Full Report for Listed Buildings

Summary Description of a Listed Buildings

Reference Number
Building Number
Date of Designation
Date of Amendment
Name of Property
Church of St. David  


Unitary Authority
Llanddewi Rhydderch  
Street Side
To the south centre of Llanddewi Rhydderch village.  


Broad Class
Religious, Ritual and Funerary  

The base of the tower may be Norman, i.e. C12. The nave seems too wide not to be a rebuild but part of the original south wall could be retained. It was probably rebuilt and the tower heightened in the late C15 when the porch was also added. The chancel seems to be early C14. The church was restored in 1862-3 by J P Seddon; he rebuilt the north wall, refaced much of the rest and re-roofed as well as providing the internal fittings. The church has been changed little since.  

Built of random red sandstone rubble with ashlar quoins and dressings, medieval to the tower, most of the rest a Victorian refacing, the top of the tower is timber framed, natural slate roofs, but stone slate to the tower.

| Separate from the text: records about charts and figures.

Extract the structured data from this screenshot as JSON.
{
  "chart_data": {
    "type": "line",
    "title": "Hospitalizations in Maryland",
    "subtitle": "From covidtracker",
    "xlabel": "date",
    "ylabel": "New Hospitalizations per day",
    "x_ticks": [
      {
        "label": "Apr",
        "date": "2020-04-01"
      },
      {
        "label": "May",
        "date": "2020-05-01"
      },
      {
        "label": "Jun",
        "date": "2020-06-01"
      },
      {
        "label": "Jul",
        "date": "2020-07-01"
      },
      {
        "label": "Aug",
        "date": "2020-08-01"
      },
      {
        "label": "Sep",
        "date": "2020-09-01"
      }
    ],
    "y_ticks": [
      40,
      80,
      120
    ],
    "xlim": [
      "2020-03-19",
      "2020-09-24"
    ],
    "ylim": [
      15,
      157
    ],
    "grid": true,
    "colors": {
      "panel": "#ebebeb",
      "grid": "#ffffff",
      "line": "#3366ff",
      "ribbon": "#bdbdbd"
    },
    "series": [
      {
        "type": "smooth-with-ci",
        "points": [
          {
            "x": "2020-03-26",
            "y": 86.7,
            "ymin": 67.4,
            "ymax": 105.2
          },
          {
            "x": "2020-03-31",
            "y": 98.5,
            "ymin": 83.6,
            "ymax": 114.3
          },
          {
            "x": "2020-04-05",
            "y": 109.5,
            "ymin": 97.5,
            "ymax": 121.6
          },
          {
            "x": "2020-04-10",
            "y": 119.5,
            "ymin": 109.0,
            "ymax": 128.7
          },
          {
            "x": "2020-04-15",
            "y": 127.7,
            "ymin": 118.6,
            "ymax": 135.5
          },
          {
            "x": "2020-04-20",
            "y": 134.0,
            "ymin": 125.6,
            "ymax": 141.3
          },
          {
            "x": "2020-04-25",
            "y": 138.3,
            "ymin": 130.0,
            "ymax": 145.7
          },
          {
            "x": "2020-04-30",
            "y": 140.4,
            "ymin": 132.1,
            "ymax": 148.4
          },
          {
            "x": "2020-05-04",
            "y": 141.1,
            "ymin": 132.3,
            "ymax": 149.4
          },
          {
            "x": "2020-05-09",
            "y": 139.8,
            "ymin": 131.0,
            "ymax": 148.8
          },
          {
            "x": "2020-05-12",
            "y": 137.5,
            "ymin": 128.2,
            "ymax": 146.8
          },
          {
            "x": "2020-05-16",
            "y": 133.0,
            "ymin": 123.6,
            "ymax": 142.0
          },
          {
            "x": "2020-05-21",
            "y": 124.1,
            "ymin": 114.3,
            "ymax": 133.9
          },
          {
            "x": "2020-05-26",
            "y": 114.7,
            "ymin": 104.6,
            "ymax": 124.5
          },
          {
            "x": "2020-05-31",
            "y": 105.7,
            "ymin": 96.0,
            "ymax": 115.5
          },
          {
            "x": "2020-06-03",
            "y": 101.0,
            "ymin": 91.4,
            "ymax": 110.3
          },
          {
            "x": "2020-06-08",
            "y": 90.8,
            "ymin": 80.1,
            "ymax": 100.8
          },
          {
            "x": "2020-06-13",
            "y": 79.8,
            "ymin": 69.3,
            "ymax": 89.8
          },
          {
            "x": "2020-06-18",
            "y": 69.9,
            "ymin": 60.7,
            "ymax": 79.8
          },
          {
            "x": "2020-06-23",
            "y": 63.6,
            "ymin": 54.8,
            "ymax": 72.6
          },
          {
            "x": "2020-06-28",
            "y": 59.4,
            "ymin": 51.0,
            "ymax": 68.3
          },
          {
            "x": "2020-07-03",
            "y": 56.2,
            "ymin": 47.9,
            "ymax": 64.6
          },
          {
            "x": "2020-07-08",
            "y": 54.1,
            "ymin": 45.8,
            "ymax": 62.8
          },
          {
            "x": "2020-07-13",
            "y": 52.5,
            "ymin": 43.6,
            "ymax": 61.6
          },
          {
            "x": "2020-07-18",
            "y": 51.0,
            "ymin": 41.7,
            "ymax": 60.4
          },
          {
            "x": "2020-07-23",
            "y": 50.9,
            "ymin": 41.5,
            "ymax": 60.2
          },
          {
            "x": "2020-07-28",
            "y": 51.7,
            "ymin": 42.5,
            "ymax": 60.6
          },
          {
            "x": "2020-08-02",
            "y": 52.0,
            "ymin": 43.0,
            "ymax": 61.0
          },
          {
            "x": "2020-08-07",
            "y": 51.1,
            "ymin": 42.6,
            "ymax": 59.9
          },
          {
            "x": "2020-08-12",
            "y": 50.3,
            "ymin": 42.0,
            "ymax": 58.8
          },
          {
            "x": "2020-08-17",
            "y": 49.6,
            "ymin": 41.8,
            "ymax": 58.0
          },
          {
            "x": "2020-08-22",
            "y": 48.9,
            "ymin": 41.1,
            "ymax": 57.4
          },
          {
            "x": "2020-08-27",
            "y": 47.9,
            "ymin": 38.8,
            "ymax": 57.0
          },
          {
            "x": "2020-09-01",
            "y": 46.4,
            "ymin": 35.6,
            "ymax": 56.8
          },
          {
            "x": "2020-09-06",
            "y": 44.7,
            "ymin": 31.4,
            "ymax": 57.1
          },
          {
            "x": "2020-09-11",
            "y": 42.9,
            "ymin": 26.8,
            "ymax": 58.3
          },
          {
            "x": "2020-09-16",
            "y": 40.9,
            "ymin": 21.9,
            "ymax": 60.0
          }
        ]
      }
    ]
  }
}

Nave with south porch, lower chancel, west tower. The south wall of the nave is in three bays, porch plus two windows. The porch is narrow with a pointed arch and quite steeply pitched gable; small reset lancet window to returns, 2-centred outer arch and 4-centred inner one, the wall plates and ribs of the roof are C15, coped gable with apex cross. There is a small 2-light Perpendicular window with 4-centred heads in a square headed frame close to the porch and a similar 3-light one at the right hand end. Plain roof with coped gables and east apex cross. The north wall has similar opposite windows with a 2-light Victorian one opposite the porch. All these windows are Victorian restorations. The south wall of the chancel has a small priest's door and a 3-light window as before. The east gable has a window of three stepped and trefoil headed lights of similar Decorated character. Coped gable with apex cross. The north wall has another 3-light window as before. The tower is square and is quoined and battered to the full height. It has three undifferentiated stages. There is a reconstructed pointed arch west doorway, now blocked, with the top in use as a window. Small rectangular windows on three levels, the top level only has them facing south, west and north. The bell-stage is timber framed and diminishes in three sections. The lower section is clad in vertical oak planks, then a tiled roof, then a continuous oak louvre giving the appearance of pigeon holes, finally a conical roof with wind-vane.  

The interior walls are mostly plastered and painted; the roofs are ceiled with horizontal boarding. Very wide, almost segmental chancel arch chamfered and set on chamfered jambs. Both this and the 2-centred tower arch would appear to be early C14. Victorian waggon roofs, tower screen, altar rails, pews and pulpit. Medieval font, probably C15. Several good inscribed slate monuments of c1800 to the Powell family The oak corner posts round which the tower was built and which support the belfry were not seen at resurvey. East window by John Petts, 1988.  

Reason for designation
Included and highly graded for its special interest as a medieval church sensitively restored by J P Seddon, retaining significant early fabric, a distinctive tower, and some good interior features.